What could usefully happen in the UK’s ‘big tent’ conversation on pay

When Julia Hoggett, boss of the London Stock Exchange, asks for a “big tent” conversation on pay, with a broad, “constructive” look at whether the UK market needs to rethink how it remunerates top executives, I just think of a circus.

This debate has become something of a three-ring spectacle. The complaint is that UK investor attitudes to pay are preventing companies from attracting the best people. Investors are responding to client pressure and to government policy, through “say on pay” votes at shareholder meetings and requests for disclosure of pay ratios between bosses and workers. There isn’t a big top big enough to convince the general person or policymaker that an average pay packet of £4.3mn in the FTSE 100 is the root cause of what is holding the country back.

US pay does seem to have pulled ahead in recent years. But that’s in part because pay generally correlates with company size and the US is a bigger market and richer country. UK executive pay still compares favourably to Europe, according to Xavier Baeten at Vlerick Business School, although that is more true for the median CEO than the top performers. In the interests of being constructive, what discussion could usefully take place in Hoggett’s tent?

First, it could get out of the realm of anecdote. “Surprisingly, there’s not a readily available database that enables consistent comparisons of CEO pay in different countries, taking full account of factors like company size, the level of risk in the pay package, and significant differences in local tax and pension regimes,” said Tom Gosling, at London Business School. While we’re at it, how much influence do proxy firms really have in determining how shareholders vote? Estimates for how much of the vote they sway range from 10 to 40 per cent. Complaints about pay are longstanding so how and where is this a real problem for hiring now? 

Second, is there really a one-size-fits-all solution? Some UK-listed companies genuinely play in a global market for top hires, but plenty don’t.

Take education group Pearson, which last week had 46 per cent of investors vote against its pay policy for US-based boss Andy Bird who came from Disney.
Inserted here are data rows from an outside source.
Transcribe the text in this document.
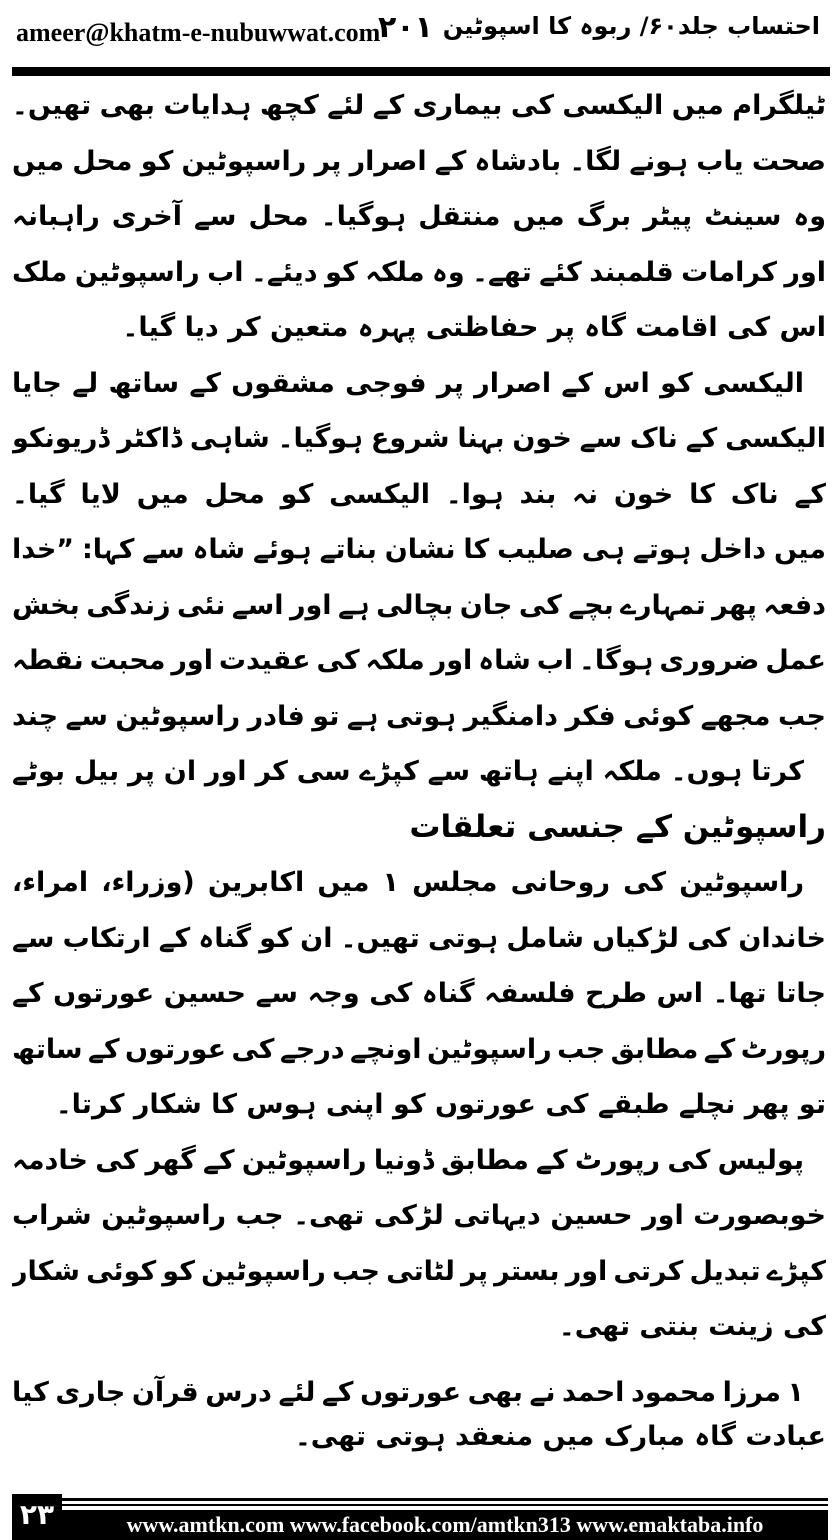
ameer@khatm-e-nubuwwat.com
۲۰۱ احتساب جلد۶۰/ ربوہ کا اسپوٹین
ٹیلگرام میں الیکسی کی بیماری کے لئے کچھ ہدایات بھی تھیں۔
صحت یاب ہونے لگا۔ بادشاہ کے اصرار پر راسپوٹین کو محل میں
وہ سینٹ پیٹر برگ میں منتقل ہوگیا۔ محل سے آخری راہبانہ
اور کرامات قلمبند کئے تھے۔ وہ ملکہ کو دیئے۔ اب راسپوٹین ملک
اس کی اقامت گاہ پر حفاظتی پہرہ متعین کر دیا گیا۔
الیکسی کو اس کے اصرار پر فوجی مشقوں کے ساتھ لے جایا
الیکسی کے ناک سے خون بہنا شروع ہوگیا۔ شاہی ڈاکٹر ڈریونکو
کے ناک کا خون نہ بند ہوا۔ الیکسی کو محل میں لایا گیا۔
میں داخل ہوتے ہی صلیب کا نشان بناتے ہوئے شاہ سے کہا: ”خدا
دفعہ پھر تمہارے بچے کی جان بچالی ہے اور اسے نئی زندگی بخش
عمل ضروری ہوگا۔ اب شاہ اور ملکہ کی عقیدت اور محبت نقطہ
جب مجھے کوئی فکر دامنگیر ہوتی ہے تو فادر راسپوٹین سے چند
کرتا ہوں۔ ملکہ اپنے ہاتھ سے کپڑے سی کر اور ان پر بیل بوٹے
راسپوٹین کے جنسی تعلقات
راسپوٹین کی روحانی مجلس ۱ میں اکابرین (وزراء، امراء،
خاندان کی لڑکیاں شامل ہوتی تھیں۔ ان کو گناہ کے ارتکاب سے
جاتا تھا۔ اس طرح فلسفہ گناہ کی وجہ سے حسین عورتوں کے
رپورٹ کے مطابق جب راسپوٹین اونچے درجے کی عورتوں کے ساتھ
تو پھر نچلے طبقے کی عورتوں کو اپنی ہوس کا شکار کرتا۔
پولیس کی رپورٹ کے مطابق ڈونیا راسپوٹین کے گھر کی خادمہ
خوبصورت اور حسین دیہاتی لڑکی تھی۔ جب راسپوٹین شراب
کپڑے تبدیل کرتی اور بستر پر لٹاتی جب راسپوٹین کو کوئی شکار
کی زینت بنتی تھی۔
۱ مرزا محمود احمد نے بھی عورتوں کے لئے درس قرآن جاری کیا
عبادت گاہ مبارک میں منعقد ہوتی تھی۔
۲۳	www.amtkn.com www.facebook.com/amtkn313 www.emaktaba.info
The bulk of its business and employees are in the US, the company and stock are (finally) performing well. But proxy advisers objected to the policy based on UK comparisons and “quantum”, while similar sums are deemed fine stateside for smaller competitors. Hoggett’s complaint about double-standards is reasonable. Does addressing that issue inevitably spill over into higher pay for the entire market?

Third, there seems to be a problem with a tortuous process and not just the resulting numbers. Everyone complains that pay takes up too much time and dominates interactions between companies and their investors.

This is partly because investors want to show their workings. It owes something to a — somewhat justified — lack of faith that boards will push back against dominant bosses. It may also be because the typical UK pay model is complex and ill-suited to the company concerned. Efforts to offer simpler alternatives or more flexibility, for example through use of restricted stock, haven’t got far.

Fourth, the asset management industry needs to grapple with its own divisions. The idea of a sector torn between money managers and governance fanatics may be overblown: research from London Business School found the proportion of portfolio managers and governance experts that thought pay too high was remarkably similar, both north of 70 per cent. But there is obvious ill feeling and furious debate within the sector about how it handles pay issues, a boil that probably needs lancing.

Fifth, does rethinking pay chime with the “scrappy and hungry” market that Hoggett herself wants London to become? Boards should have to make the case for unusual packages, and take some investor dissent on the chin. Executives should have to earn their way into blockbuster numbers on the back of success, not on the promise of it. Both happened with Pascal Soriot at AstraZeneca — successfully, according to the chair this week. Higher pay for sluggish performance doesn’t fit with an entrepreneurial, upstart image.

Debating pay is a high-wire act, one that risks entrenching division within the City and provoking a backlash outside it. Plaudits to Hoggett for taking it on. She’ll do well to avoid a clown show.